There is a way to acknowledge that East Cleveland is slowly realizing some potential and that it really can't wait for that potential to mature and take shape. Folks that point to a brimming optimism in the city while projects like CircleEast come to completion aren't wrong to say that the city is improving, just as people like Yost and Councilman Nathaniel Martin aren't wrong to look at the numbers and wonder how much worse things can get – revenue, layoffs, payroll – before something historic happens.

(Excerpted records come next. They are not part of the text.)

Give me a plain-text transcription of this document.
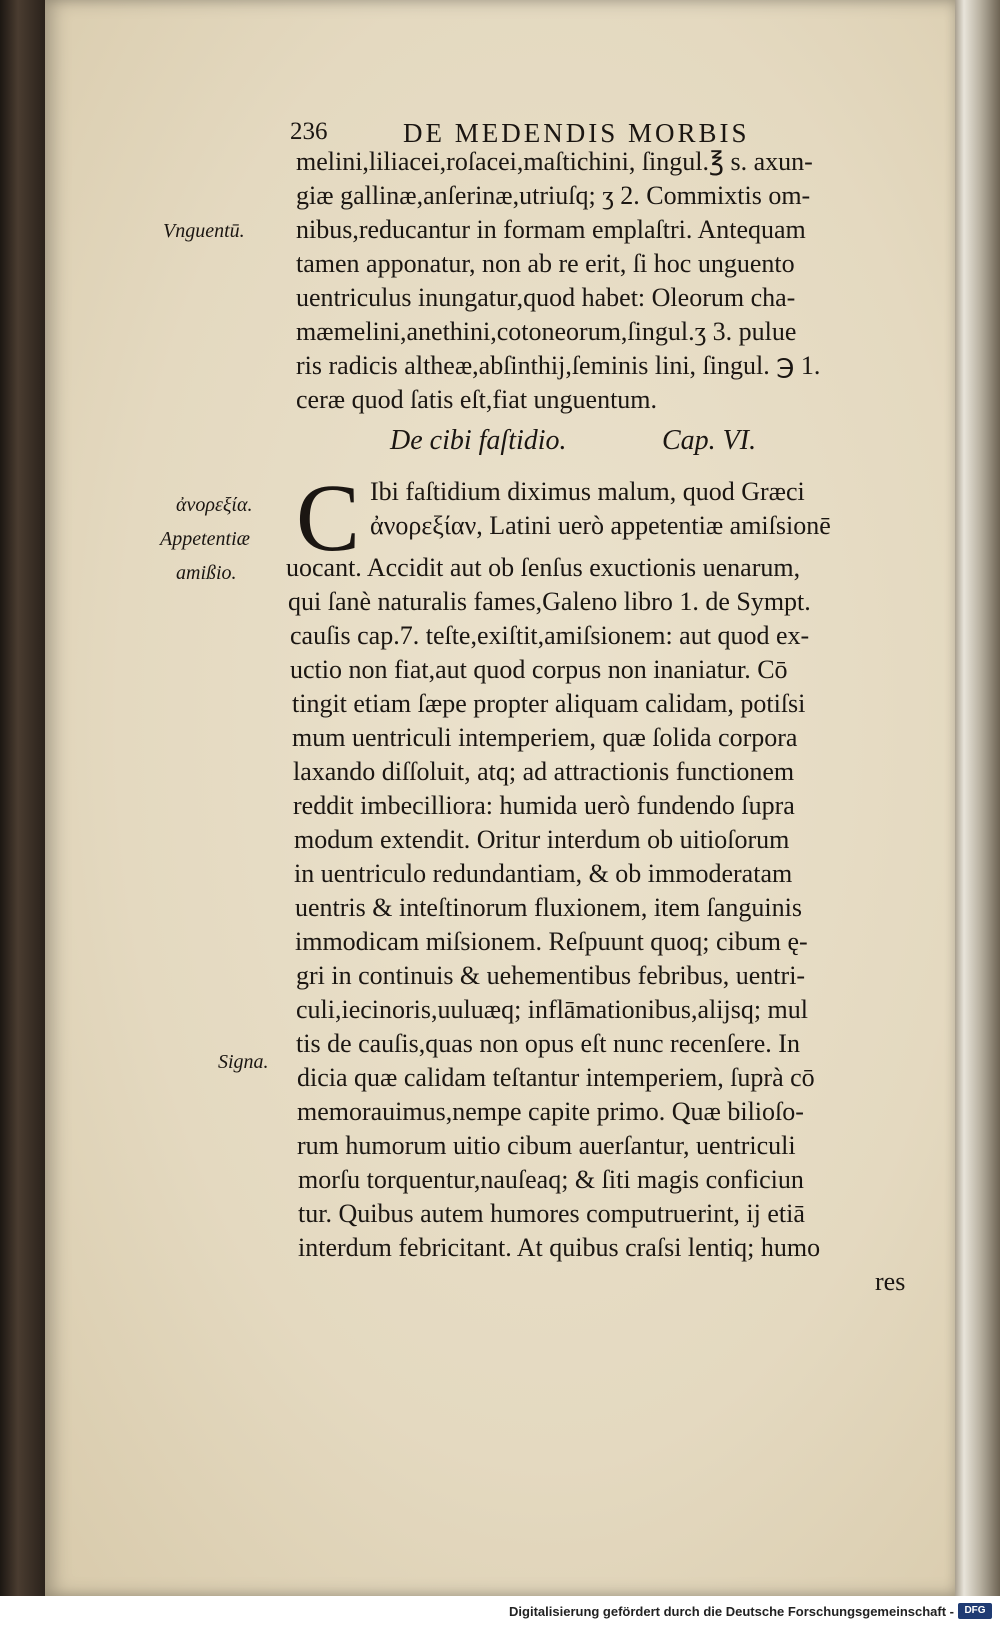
236	DE MEDENDIS MORBIS
melini,liliacei,roſacei,maſtichini, ſingul.℥ s. axun-
giæ gallinæ,anſerinæ,utriuſq; ʒ 2. Commixtis om-
nibus,reducantur in formam emplaſtri. Antequam
tamen apponatur, non ab re erit, ſi hoc unguento
uentriculus inungatur,quod habet: Oleorum cha-
mæmelini,anethini,cotoneorum,ſingul.ʒ 3. pulue
ris radicis altheæ,abſinthij,ſeminis lini, ſingul. ℈ 1.
ceræ quod ſatis eſt,fiat unguentum.
Vnguentū.
De cibi faſtidio.	Cap. VI.
C
ἀνορεξία.
Appetentiæ
amißio.
Signa.
Ibi faſtidium diximus malum, quod Græci
ἀνορεξίαν, Latini uerò appetentiæ amiſsionē
uocant. Accidit aut ob ſenſus exuctionis uenarum,
qui ſanè naturalis fames,Galeno libro 1. de Sympt.
cauſis cap.7. teſte,exiſtit,amiſsionem: aut quod ex-
uctio non fiat,aut quod corpus non inaniatur. Cō
tingit etiam ſæpe propter aliquam calidam, potiſsi
mum uentriculi intemperiem, quæ ſolida corpora
laxando diſſoluit, atq; ad attractionis functionem
reddit imbecilliora: humida uerò fundendo ſupra
modum extendit. Oritur interdum ob uitioſorum
in uentriculo redundantiam, & ob immoderatam
uentris & inteſtinorum fluxionem, item ſanguinis
immodicam miſsionem. Reſpuunt quoq; cibum ę-
gri in continuis & uehementibus febribus, uentri-
culi,iecinoris,uuluæq; inflāmationibus,alijsq; mul
tis de cauſis,quas non opus eſt nunc recenſere. In
dicia quæ calidam teſtantur intemperiem, ſuprà cō
memorauimus,nempe capite primo. Quæ bilioſo-
rum humorum uitio cibum auerſantur, uentriculi
morſu torquentur,nauſeaq; & ſiti magis conficiun
tur. Quibus autem humores computruerint, ij etiā
interdum febricitant. At quibus craſsi lentiq; humo
res
Digitalisierung gefördert durch die Deutsche Forschungsgemeinschaft -	DFG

"I think there's a certain lack of information out there, but my sense is that folks in East Cleveland know that things are bad. But it's hard to create a sense of urgency when a city's had as many kicks when they're down as East Cleveland has had," said Yost. "I'm afraid that this is going to come to a head much more quickly than anyone realizes. There may not be a lot of time for reasonable debate. The sooner you get the community talking about its future, the better off everyone's going to be."***
The Rev. Anthony Small is an imposing man. On March 23, the retired Cleveland police detective of 36 years officially took over as pastor of the Starlight Baptist Church on Euclid. It was initially held since 1956 by his father, the Rev. E.D. Small, who founded one of the first African-American Baptist churches in East Cleveland. The building the church now sits in was actually built by John D. Rockefeller in 1906.